En 2012, Benyamin Netanyahu déclarait à la tribune des Nations unies que l’Iran aurait sa bombe nucléaire dans moins d’une année. Il en appelait à une action internationale et invoquait la fameuse « ligne rouge ». Cependant, des documents fuités issus de ses propres services secrets, le Mossad, et au The Guardian, montrent qu’il n’en était rien. Un rapport secret concluait, quelques semaines plus tard, que l’Iran « n’était pas engagé dans les activités nécessaires à la production d’armes nucléaires ».
Les documents fuités estampillés « top secret » ou « confidentiel » couvrent une période allant de 2006 à aujourd’hui. Ils concernent, également, des informations détaillées sur des opérations contre al-Qaeda et autres organisations terroristes et sur des militants et des actions de mouvements écologistes, comme les contacts entre la CIA et le Hamas en dépit de l’interdiction américaine, le ciblage du dirigeant de Greenpeace par les services sud-coréens, les menaces de Barack Obama envers le président de l’Autorité palestinienne pour qu’il retire une demande de reconnaissance de la Palestine par les Nations unies, ou encore comment les services sud-africains ont espionné la Russie sur un accord controversé de $100 millions concernant un satellite.

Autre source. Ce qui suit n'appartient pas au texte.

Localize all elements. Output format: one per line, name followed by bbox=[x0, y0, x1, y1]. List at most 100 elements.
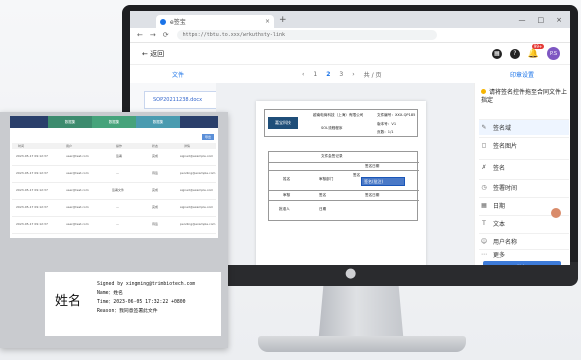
sheet-tab bbox=[10, 116, 48, 128]
control-label: 签署时间 bbox=[493, 185, 518, 192]
maximize-button[interactable]: □ bbox=[538, 16, 545, 24]
control-signature-field[interactable]: ✎ 签名域 bbox=[479, 119, 569, 135]
column-header: 操作 bbox=[116, 144, 123, 148]
control-signature-image[interactable]: ◻ 签名图片 bbox=[479, 137, 569, 153]
page-count: 页数：1/1 bbox=[377, 130, 394, 134]
control-sign-time[interactable]: ◷ 签署时间 bbox=[479, 179, 569, 195]
app-header: ← 返回 ▦ ? 🔔 99+ P.S bbox=[130, 43, 570, 65]
company-name: 越南电商科技（上海）有限公司 bbox=[313, 113, 364, 117]
reload-icon[interactable]: ⟳ bbox=[163, 31, 169, 39]
table-cell: user@test.com bbox=[66, 188, 89, 192]
table-cell: 签署 bbox=[116, 154, 123, 158]
table-cell: 待签 bbox=[152, 171, 159, 175]
document-viewer: 嘉宝科技 越南电商科技（上海）有限公司 文件编号：XXX-QP185 SOL流程… bbox=[216, 83, 474, 265]
table-cell: 完成 bbox=[152, 188, 159, 192]
table-row: 2023-05-17 09:12:37 user@test.com — 待签 p… bbox=[12, 167, 216, 183]
sheet-tab: 数据集 bbox=[92, 116, 136, 128]
back-button[interactable]: ← 返回 bbox=[142, 49, 164, 59]
table-row: 2023-05-17 09:12:37 user@test.com 签署 完成 … bbox=[12, 150, 216, 166]
table-row: 2023-05-17 09:12:37 user@test.com — 完成 s… bbox=[12, 201, 216, 217]
table-cell: 姓名 bbox=[283, 177, 291, 181]
column-header: 详情 bbox=[184, 144, 191, 148]
company-logo: 嘉宝科技 bbox=[268, 117, 298, 129]
file-tab[interactable]: 文件 bbox=[172, 70, 184, 79]
table-cell: signed@example.com bbox=[180, 205, 214, 209]
submit-button[interactable]: 发起 bbox=[483, 261, 561, 265]
table-cell: — bbox=[116, 222, 119, 226]
control-label: 签名图片 bbox=[493, 143, 518, 150]
avatar[interactable]: P.S bbox=[547, 47, 560, 60]
table-row: 审核 签名 签名日期 bbox=[269, 190, 419, 200]
signed-document-sheet: 数据集 数据集 数据集 导出 时间 用户 操作 状态 详情 2023-05-17… bbox=[0, 112, 228, 348]
table-cell: — bbox=[116, 205, 119, 209]
audit-columns: 时间 用户 操作 状态 详情 bbox=[12, 143, 216, 149]
url-field[interactable]: https://tbtu.to.xxx/wrkuthsty-link bbox=[176, 30, 437, 40]
forward-arrow-icon[interactable]: → bbox=[150, 31, 156, 39]
back-arrow-icon[interactable]: ← bbox=[137, 31, 143, 39]
page-3-button[interactable]: 3 bbox=[339, 71, 343, 78]
sheet-tab: 数据集 bbox=[136, 116, 180, 128]
table-cell: 完成 bbox=[152, 205, 159, 209]
close-window-button[interactable]: × bbox=[556, 16, 562, 24]
column-header: 状态 bbox=[152, 144, 159, 148]
signature-icon: ✗ bbox=[481, 164, 487, 171]
table-cell: user@test.com bbox=[66, 222, 89, 226]
control-label: 用户名称 bbox=[493, 239, 518, 246]
document-page: 嘉宝科技 越南电商科技（上海）有限公司 文件编号：XXX-QP185 SOL流程… bbox=[256, 101, 426, 265]
table-cell: 批准人 bbox=[279, 207, 290, 211]
assistant-avatar[interactable] bbox=[551, 208, 561, 218]
page-1-button[interactable]: 1 bbox=[313, 71, 317, 78]
signoff-title: 文件会签记录 bbox=[321, 154, 343, 158]
clock-icon: ◷ bbox=[481, 184, 487, 191]
control-more[interactable]: ⋯ 更多 bbox=[479, 249, 569, 259]
table-cell: 签署文件 bbox=[112, 188, 125, 192]
column-header: 时间 bbox=[18, 144, 25, 148]
table-cell: 签名 bbox=[319, 193, 327, 197]
signature-stamp: 姓名 Signed by xingming@trimbiotech.com Na… bbox=[45, 272, 221, 336]
document-header-table: 嘉宝科技 越南电商科技（上海）有限公司 文件编号：XXX-QP185 SOL流程… bbox=[264, 109, 418, 137]
control-signature[interactable]: ✗ 签名 bbox=[479, 159, 569, 175]
minimize-button[interactable]: — bbox=[519, 16, 526, 24]
control-label: 签名 bbox=[493, 165, 506, 172]
procedure-name: SOL流程程序 bbox=[321, 126, 343, 130]
header-icons: ▦ ? 🔔 99+ P.S bbox=[491, 43, 570, 60]
table-cell: user@test.com bbox=[66, 171, 89, 175]
audit-table-header: 数据集 数据集 数据集 bbox=[10, 116, 218, 128]
seal-settings-tab[interactable]: 印章设置 bbox=[510, 70, 534, 79]
file-number: 文件编号：XXX-QP185 bbox=[377, 113, 416, 117]
table-cell: 签名日期 bbox=[365, 193, 380, 197]
selected-signature-field[interactable]: 签名(批注) bbox=[361, 177, 405, 186]
audit-table-page: 数据集 数据集 数据集 导出 时间 用户 操作 状态 详情 2023-05-17… bbox=[10, 116, 218, 238]
control-user-name[interactable]: ☺ 用户名称 bbox=[479, 233, 569, 249]
panel-subtitle: 指定 bbox=[481, 97, 494, 104]
bell-icon[interactable]: 🔔 99+ bbox=[528, 43, 545, 59]
calendar-icon: ▦ bbox=[481, 202, 487, 209]
table-cell: 日期 bbox=[319, 207, 327, 211]
grid-icon[interactable]: ▦ bbox=[491, 48, 502, 59]
table-cell: 完成 bbox=[152, 154, 159, 158]
signer-name: 姓名 bbox=[55, 294, 82, 309]
address-bar-row: ← → ⟳ https://tbtu.to.xxx/wrkuthsty-link bbox=[130, 28, 570, 43]
tab-title: e签宝 bbox=[170, 19, 186, 26]
panel-title-text: 请将签名控件拖至合同文件上 bbox=[489, 89, 568, 96]
browser-tab[interactable]: e签宝 × bbox=[156, 15, 274, 28]
column-header: 用户 bbox=[66, 144, 73, 148]
export-button[interactable]: 导出 bbox=[202, 134, 214, 140]
table-row: 批准人 日期 bbox=[269, 200, 419, 220]
next-page-button[interactable]: › bbox=[352, 71, 354, 78]
file-chip[interactable]: SOP20211238.docx bbox=[144, 91, 224, 109]
prev-page-button[interactable]: ‹ bbox=[302, 71, 304, 78]
table-cell: 2023-05-17 09:12:37 bbox=[16, 205, 48, 209]
document-toolbar: 文件 ‹ 1 2 3 › 共 / 页 印章设置 bbox=[130, 67, 570, 81]
table-cell: — bbox=[116, 171, 119, 175]
table-row: 2023-05-17 09:12:37 user@test.com 签署文件 完… bbox=[12, 184, 216, 200]
help-icon[interactable]: ? bbox=[509, 48, 520, 59]
control-label: 文本 bbox=[493, 221, 506, 228]
monitor-base bbox=[258, 336, 466, 352]
page-2-button[interactable]: 2 bbox=[326, 71, 330, 78]
new-tab-button[interactable]: + bbox=[279, 15, 287, 25]
signed-by-line: Signed by xingming@trimbiotech.com bbox=[97, 282, 196, 287]
tab-close-icon[interactable]: × bbox=[265, 18, 270, 25]
table-cell: 2023-05-17 09:12:37 bbox=[16, 154, 48, 158]
table-cell: 2023-05-17 09:12:37 bbox=[16, 171, 48, 175]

Les documents secrets qui ont été authentifiés, concernent également les échanges entre l’agence sud-africaine de renseignement et ses partenaires dans le monde. D’autres documents sont issus des services russes, américains, français, jordaniens des Émirats, d’Oman et de plusieurs pays africains. Vingt mois après les révélations d’Edward Snowden ou WikiLeaks, sur la surveillance électronique planétaire par l’Agence de sécurité nationale américaine (NSA), ce nouveau fuitage révèle aussi comment l’Afrique prend une importance croissante dans l’espionnage internationale, qui s’explique par la concurrence nouvelle et accélérée entre les États-Unis et les puissances occidentales, d’un côté, et la Chine de l’autre, sur le continent.

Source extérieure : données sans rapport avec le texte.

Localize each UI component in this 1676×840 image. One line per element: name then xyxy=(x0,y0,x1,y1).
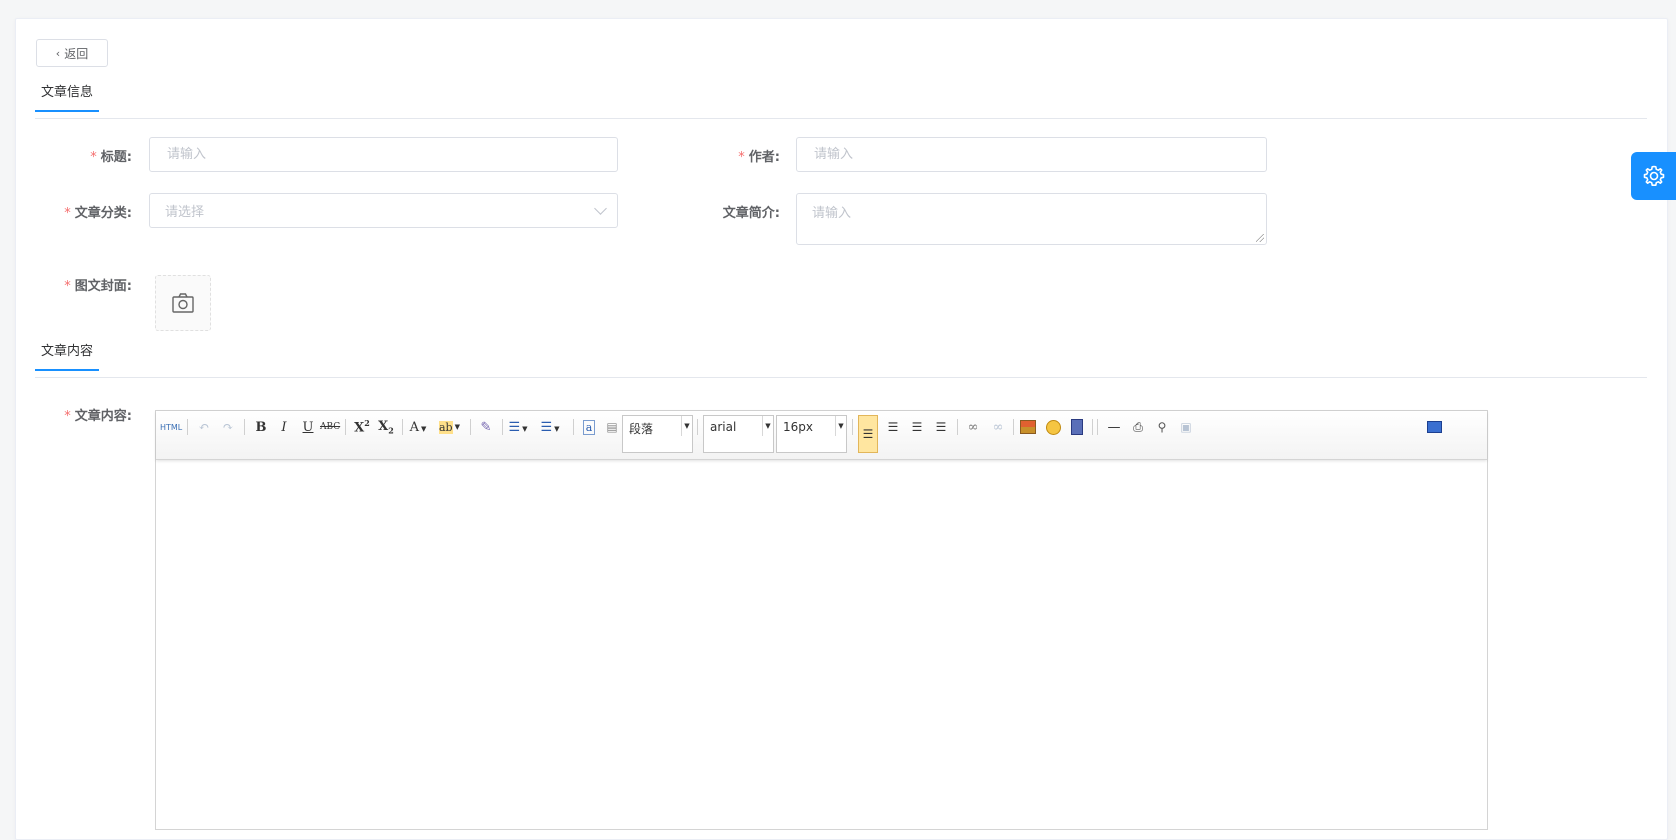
ordered-list-icon: ☰ ▼ xyxy=(508,419,528,435)
title-field-box xyxy=(149,137,618,172)
paste-icon: ▣ xyxy=(1180,420,1192,434)
cover-label: * 图文封面: xyxy=(64,279,132,294)
settings-tab[interactable] xyxy=(1631,152,1676,200)
highlight-icon: ab xyxy=(439,420,453,434)
anchor-button[interactable]: a xyxy=(579,416,599,438)
monitor-icon xyxy=(1426,421,1442,433)
align-justify-icon: ☰ xyxy=(935,420,947,434)
align-right-button[interactable]: ☰ xyxy=(907,416,927,438)
image-icon xyxy=(1020,420,1036,434)
strikethrough-button[interactable]: ABC xyxy=(320,416,340,438)
subscript-button[interactable]: X2 xyxy=(376,416,396,438)
camera-icon xyxy=(172,293,194,313)
font-color-icon: A ▼ xyxy=(409,419,427,435)
unlink-button[interactable]: ∞ xyxy=(988,416,1008,438)
resize-handle[interactable] xyxy=(1256,234,1264,242)
page-icon: ▤ xyxy=(606,420,618,434)
redo-icon: ↷ xyxy=(222,419,234,435)
author-label: * 作者: xyxy=(738,150,780,165)
horizontal-rule-button[interactable]: — xyxy=(1104,416,1124,438)
section-title-info: 文章信息 xyxy=(35,80,100,112)
required-mark: * xyxy=(64,279,71,294)
align-center-icon: ☰ xyxy=(887,420,899,434)
font-color-button[interactable]: A ▼ xyxy=(408,416,428,438)
preview-icon: ⚲ xyxy=(1157,420,1167,434)
paste-button[interactable]: ▣ xyxy=(1176,416,1196,438)
required-mark: * xyxy=(64,409,71,424)
page-break-button[interactable]: ▤ xyxy=(602,416,622,438)
section-divider-info xyxy=(35,118,1647,119)
emoji-button[interactable] xyxy=(1043,416,1063,438)
summary-textarea[interactable] xyxy=(812,202,1251,236)
category-select[interactable]: 请选择 xyxy=(149,193,618,228)
paragraph-select[interactable]: 段落 ▼ xyxy=(622,415,693,453)
italic-button[interactable]: I xyxy=(274,416,294,438)
bold-button[interactable]: B xyxy=(251,416,271,438)
unlink-icon: ∞ xyxy=(992,419,1004,435)
font-size-select[interactable]: 16px ▼ xyxy=(776,415,847,453)
gear-icon xyxy=(1643,165,1664,186)
summary-field-box xyxy=(796,193,1267,245)
back-button-label: 返回 xyxy=(64,46,89,61)
print-icon: ⎙ xyxy=(1133,419,1143,434)
align-left-icon: ☰ xyxy=(862,427,874,441)
undo-icon: ↶ xyxy=(198,419,210,435)
required-mark: * xyxy=(90,150,97,165)
emoji-icon xyxy=(1045,419,1061,435)
title-input[interactable] xyxy=(165,146,602,163)
dropdown-arrow-icon: ▼ xyxy=(835,416,846,436)
required-mark: * xyxy=(64,206,71,221)
anchor-icon: a xyxy=(582,419,596,435)
underline-button[interactable]: U xyxy=(298,416,318,438)
fullscreen-button[interactable] xyxy=(1424,416,1444,438)
back-button[interactable]: ‹ 返回 xyxy=(36,39,108,67)
ordered-list-button[interactable]: ☰ ▼ xyxy=(508,416,528,438)
required-mark: * xyxy=(738,150,745,165)
content-label: * 文章内容: xyxy=(64,409,132,424)
superscript-icon: X2 xyxy=(354,418,370,436)
chevron-left-icon: ‹ xyxy=(55,46,61,60)
clear-format-button[interactable]: ✎ xyxy=(476,416,496,438)
section-title-content: 文章内容 xyxy=(35,339,100,371)
link-button[interactable]: ∞ xyxy=(963,416,983,438)
align-right-icon: ☰ xyxy=(911,420,923,434)
dropdown-arrow-icon: ▼ xyxy=(762,416,773,436)
editor-toolbar: HTML ↶ ↷ B I U ABC X2 X2 A ▼ ab ▼ ✎ ☰ ▼ ☰ ▼ … xyxy=(156,411,1487,460)
category-label: * 文章分类: xyxy=(64,206,132,221)
image-button[interactable] xyxy=(1018,416,1038,438)
unordered-list-icon: ☰ ▼ xyxy=(540,419,560,435)
video-button[interactable] xyxy=(1067,416,1087,438)
category-placeholder: 请选择 xyxy=(165,205,205,220)
align-justify-button[interactable]: ☰ xyxy=(931,416,951,438)
subscript-icon: X2 xyxy=(378,418,394,436)
html-source-button[interactable]: HTML xyxy=(160,416,182,438)
horizontal-rule-icon: — xyxy=(1107,419,1121,435)
unordered-list-button[interactable]: ☰ ▼ xyxy=(540,416,560,438)
eraser-icon: ✎ xyxy=(480,419,492,435)
video-icon xyxy=(1071,419,1083,435)
align-center-button[interactable]: ☰ xyxy=(883,416,903,438)
redo-button[interactable]: ↷ xyxy=(218,416,238,438)
highlight-button[interactable]: ab ▼ xyxy=(439,416,460,438)
undo-button[interactable]: ↶ xyxy=(194,416,214,438)
chevron-down-icon xyxy=(594,202,607,215)
rich-text-editor: HTML ↶ ↷ B I U ABC X2 X2 A ▼ ab ▼ ✎ ☰ ▼ ☰ ▼ … xyxy=(155,410,1488,830)
section-divider-content xyxy=(35,377,1647,378)
font-family-select[interactable]: arial ▼ xyxy=(703,415,774,453)
link-icon: ∞ xyxy=(967,419,979,435)
print-button[interactable]: ⎙ xyxy=(1128,416,1148,438)
dropdown-arrow-icon: ▼ xyxy=(681,416,692,436)
preview-button[interactable]: ⚲ xyxy=(1152,416,1172,438)
editor-content-area[interactable] xyxy=(156,460,1487,830)
title-label: * 标题: xyxy=(90,150,132,165)
author-field-box xyxy=(796,137,1267,172)
author-input[interactable] xyxy=(812,146,1251,163)
superscript-button[interactable]: X2 xyxy=(352,416,372,438)
summary-label: 文章简介: xyxy=(722,206,780,221)
cover-upload[interactable] xyxy=(155,275,211,331)
align-left-button[interactable]: ☰ xyxy=(858,415,878,453)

Quant à l’affaire israélienne au regard du nucléaire iranien, il est clair que le Mossad avait un point de vue bien différent de celui de Netanyahou. Déjà en 2010, l’ex-chef du Mossad, Meir Dagan, avait démissionné après avoir refusé un ordre de Netanyahu de préparer une attaque militaire contre l’Iran. De même, on peut lire dans un rapport du 22 octobre 2012, que les services israéliens estimaient que l’Iran ne possédait que 20% d’uranium enrichi par rapport aux 90% que nécessite la production d’une bombe nucléaire. Cet uranium enrichi vestige de l’accord Eurodif avec la France, il y a plusieurs dizaines d’années, a, par la suite, été détruit aux termes de la convention de Genève en 2013, alors que l’Iran réaffirmait sa volonté de ne développer que des programmes nucléaires civils.

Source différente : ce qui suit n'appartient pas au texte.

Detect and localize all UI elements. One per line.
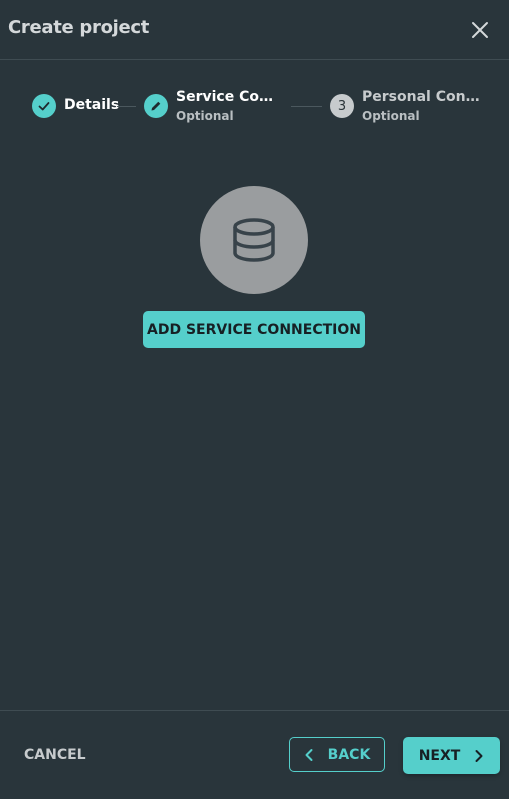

Ces révélations arrivent au moment où les relations entre les États-Unis et Israël sont tendues et juste avant le discours que doit prononcer Netanyahu devant le congrès américain, le 3 mars. Un discours qui ne manquera certainement pas d’attiser le feu contre l’Iran alors même que la Maison blanche est en train de négocier avec Téhéran et les six puissances mondiales le programme iranien nucléaire. Des négociations qui doivent aboutir au cadre d’un accord fin mars pour une conclusion définitive le 30 juin. Ce qui n’empêche pas le cabinet de Netanyahu de produire des communiqués alarmistes tels que celui de la semaine dernière disant que « l’Iran est plus près que jamais d’obtenir de l’uranium enrichi pour une bombe nucléaire », en réponse au rapport de l’Agence internationale pour l’énergie nucléaire, l’IAEA.
Benyamin Netanyahu agace les Américains et, signe du temps, Barack Obama ne le rencontrera pas lors de sa visite aux États-Unis, officiellement pour des raisons de protocole lié à la proximité des élections générales en Israël. Le 16 février, le secrétaire à la Défense, Leon Panetta mettait en garde contre les conséquences du discours à venir du Premier ministre israélien. « Je crains que l’intervention de Netanyahu ne divise les démocrates et les républicains et ne creuse un fossé dangereux ». L’invitation faite par le républicain John Boehner quelques heures après les menaces exprimées par Barack Obama au cours de son « Discours à l’Union », le 20 janvier dernier, d’apposer un veto contre toute mesure de sanction à l’encontre de l’Iran, était apparu comme une provocation et une tentative de sabotage des négociations avec l’Iran. « Nous devons revenir vers les présidents (américain, français, britannique, russe, chinois et allemand, NDT) et les élus au congrès qui peuvent œuvrer ensemble à essayer de répondre aux défis auxquels nous sommes confrontés », a déclaré Panetta, répondant aux propos de Netanyahu disant qu’il utilisera le discours pour critiquer la politique diplomatique de l’administration Obama envers l’Iran.